Europe

ESMA Under Pressure on ESG Fund Labelling Rules

European financial regulator faces up to criticisms of its plans for ESG label rules, with concerns focusing on the EU’s Sustainable Finance Disclosure Regulation (SFDR).

The European Securities and Markets Authority (ESMA) faced a two hour-long grilling this week on its plans to introduce labelling rules for funds using ESG, sustainable or impact in their name; with critics warning of the confusion this could add to the market.

The impact of the new rule is not insignificant given that around 14% of the EU’s investment fund universe of 29,000 funds will be affected, as estimated by ESMA. 

And significantly, market participants warn EU’s beleaguered Sustainable Finance Disclosure Regulation (SFDR) could overlap, and potentially conflict with, ESMA’s plans for labelling rules.

SFDR, broadly, is a disclosure requirement for funds relating to their sustainable investments, involving three categories Article 6 (do not integrate any sustainability), Article 8 (environmental and/or social characteristics) and Article 9 (environmental and/or social objectives) funds.  

However, it has had a mixed reception by the investment fund market, with managers being forced to downgrade funds from Article 9 to Article 8 in anticipation of updates to the rules announced this month. So-called SFDR Level 2, which brings in further disclosure requirements, has done little to alleviate confusion.

ESMA officials took questions, during an online hearing, from market participants who raised a number of issues, including how its plans related with SFDR.

Verena Ross, Chair at ESMA, said its labelling plans were necessary to address greenwashing risks in the bloc, with its main concern being funds that disclosed under Article 8.
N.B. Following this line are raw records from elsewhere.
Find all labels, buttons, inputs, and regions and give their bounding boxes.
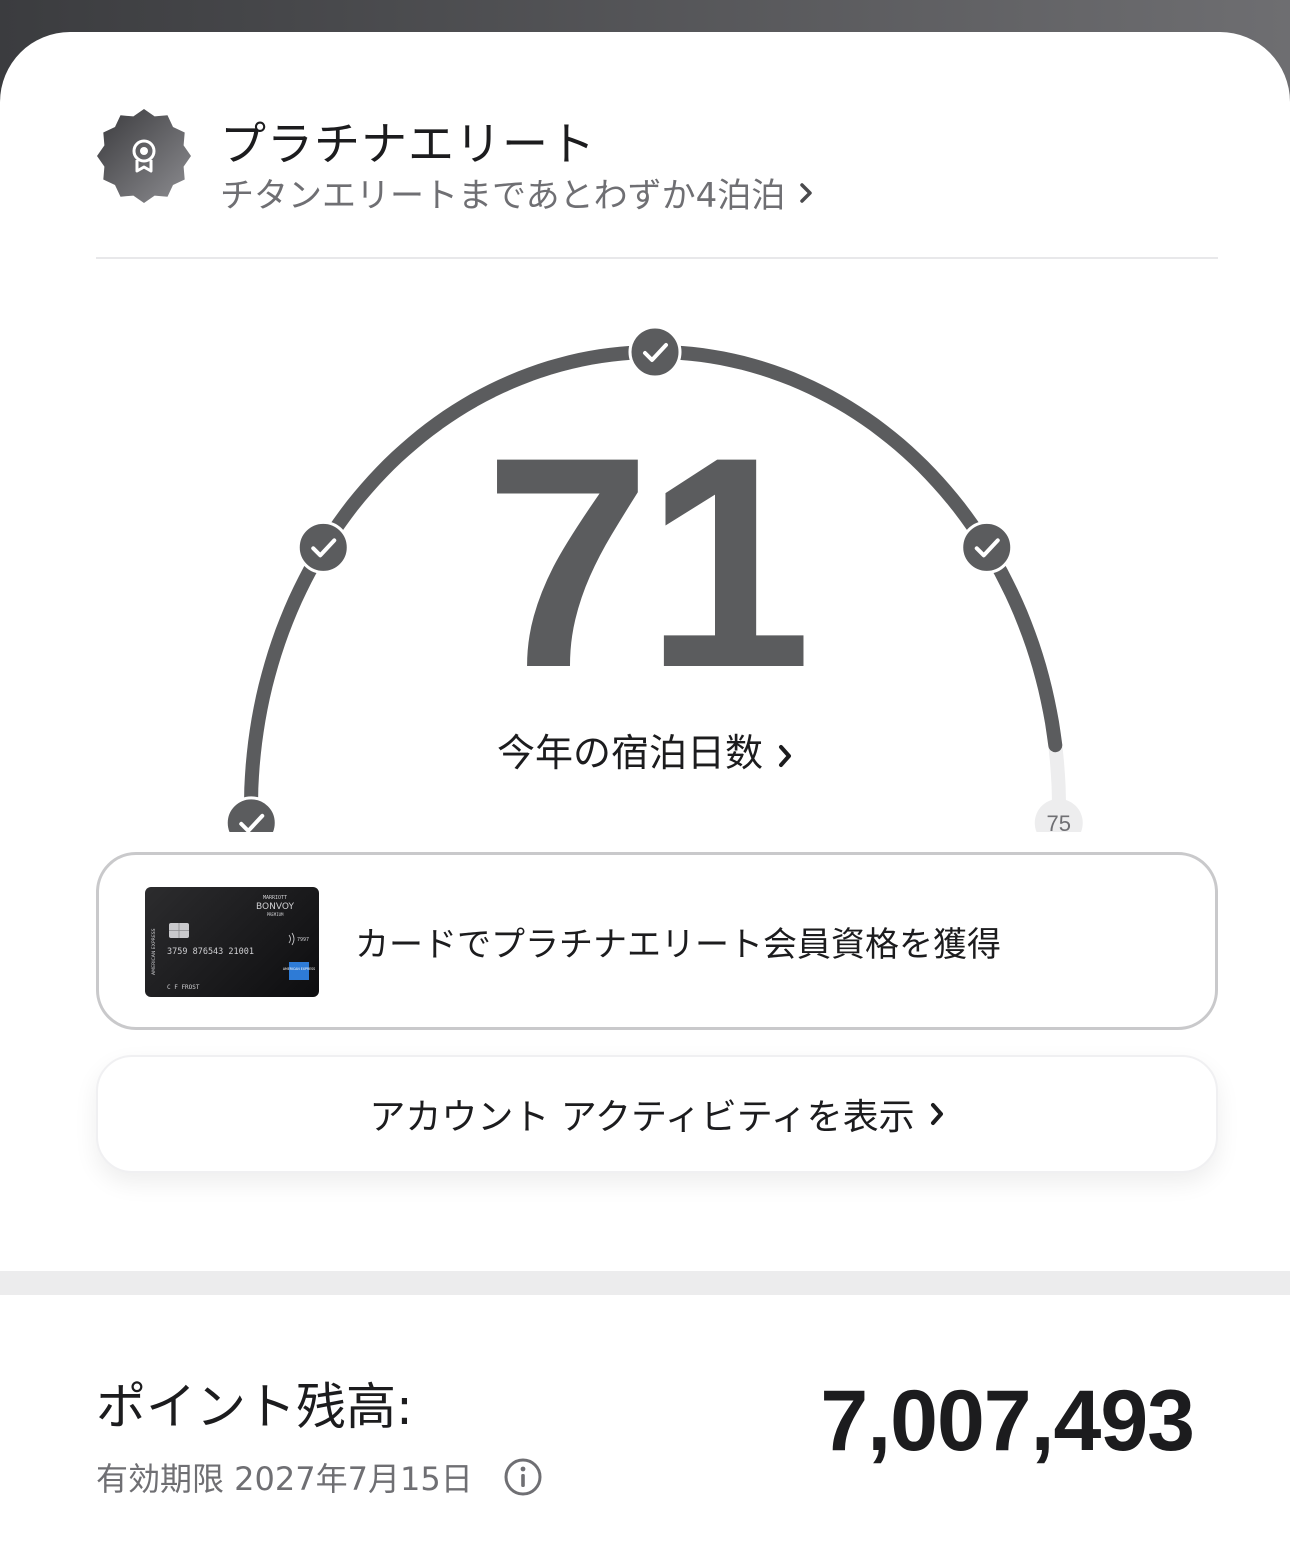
nights-label: 今年の宿泊日数 [496, 731, 763, 775]
card-holder: C F FROST [167, 984, 200, 991]
points-balance-value: 7,007,493 [820, 1373, 1195, 1469]
milestone-marker [628, 325, 682, 379]
nights-count: 71 [484, 394, 812, 730]
view-account-activity-button[interactable]: アカウント アクティビティを表示 [96, 1055, 1218, 1173]
goal-label: 75 [1047, 811, 1071, 832]
chevron-right-icon [930, 1103, 943, 1125]
activity-button-label: アカウント アクティビティを表示 [369, 1097, 915, 1138]
card-side-text: AMERICAN EXPRESS [151, 928, 157, 975]
points-expiry-text: 有効期限 2027年7月15日 [96, 1460, 473, 1498]
card-tier: PREMIUM [267, 912, 284, 917]
credit-card-art: MARRIOTT BONVOY PREMIUM 3759 876543 2100… [151, 895, 315, 991]
nights-label-link[interactable]: 今年の宿泊日数 [0, 722, 1290, 777]
amex-logo: AMERICAN EXPRESS [283, 967, 315, 971]
points-balance-label: ポイント残高: [96, 1378, 413, 1436]
card-promo-button[interactable]: MARRIOTT BONVOY PREMIUM 3759 876543 2100… [96, 852, 1218, 1030]
card-brand: BONVOY [256, 902, 294, 912]
card-number: 3759 876543 21001 [167, 947, 254, 957]
chevron-right-icon [779, 744, 791, 767]
section-divider [0, 1271, 1290, 1295]
card-promo-text: カードでプラチナエリート会員資格を獲得 [355, 924, 1001, 965]
status-sheet: プラチナエリート チタンエリートまであとわずか4泊泊 75 71 今年の宿泊日数… [0, 32, 1290, 1554]
card-brand-top: MARRIOTT [263, 895, 287, 901]
points-expiry: 有効期限 2027年7月15日 [96, 1454, 543, 1500]
info-icon[interactable] [503, 1457, 543, 1497]
card-short-number: 7997 [297, 937, 309, 943]
credit-card-image: MARRIOTT BONVOY PREMIUM 3759 876543 2100… [145, 887, 319, 997]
At present, any fund could disclose under Article 8 without commiting to a minimum proportion of investment used to promote its environmental or social characteristics, she said. “Obviously that’s the extreme. We don’t expect that for most people,” she noted. But she added it was possible that some funds did not include a certain proportion of their investments living up to the commitments that the name of their fund implied.

ESMA draft guidance, under consultation until 23 February, states that any EU-domiciled fund with an ESG-related label must meet an 80% sustainable investment threshold. Additionally, any funds with a sustainability-related label are additionally expected to ensure that 50% of that 80% threshold qualify as sustainable investments under SFDR.

ESMA is also, separately, calling for evidence on greenwashing. It is currently reviewing submissions on this.

Derville Rowland, Chair of ESMA’s Investment Management Committee and Director General of the Central Bank of Ireland, also implied that its actions were needed, in addition to SFDR disclosure requirements, to combat greenwashing.

“It has been our lived experience as regulators that a number of investment funds have not been fully aligned when it comes to the characteristics of their underlying investments and how these funds have been marketed, betraying investors,” Rowland said.  

ESMA policy officials also reiterated at numerous points throughout the hearing that its proposed rules for labelling funds were very separate from SFDR, although it drew upon SFDR’s definition of a sustainable investment – which has also confused the financial market. ESMA said it would be open to other ways to define a sustainable investment, such as those included in MiFID II.

Other concerns were that ESMA should wait for a potential revision to SFDR before acting, but it was noted this would take many years to happen, when greenwashing was happening now.

“Obviously, we are considering the bigger picture as well. I hope that you don’t have the impression that we are acting in a silo over here,” said an ESMA official, who added the regulator would make sure it was also adaptable to changes with the proposed rules. 

Minimum safeguards will also apply to funds, under ESMA’s proposed rules, using exclusion criteria. ESMA will undertake additional considerations for index and impact funds.  

ESMA also said during the hearing that it chose to be aligned to exclusions made under the EU Paris-aligned benchmark rather than Climate-transition aligned benchmarks to make sure coal wasn’t included in any funds with ESG or sustainable in their name – but it was consulting on whether there needed to be a separate consideration for funds which were related to the climate transition. 

Other considerations discussed by ESMA were on whether specific criteria is needed for fund structures such as fund of funds or transition funds and whether it will be appropriate to extend the guidelines beyond investment funds to all financial products.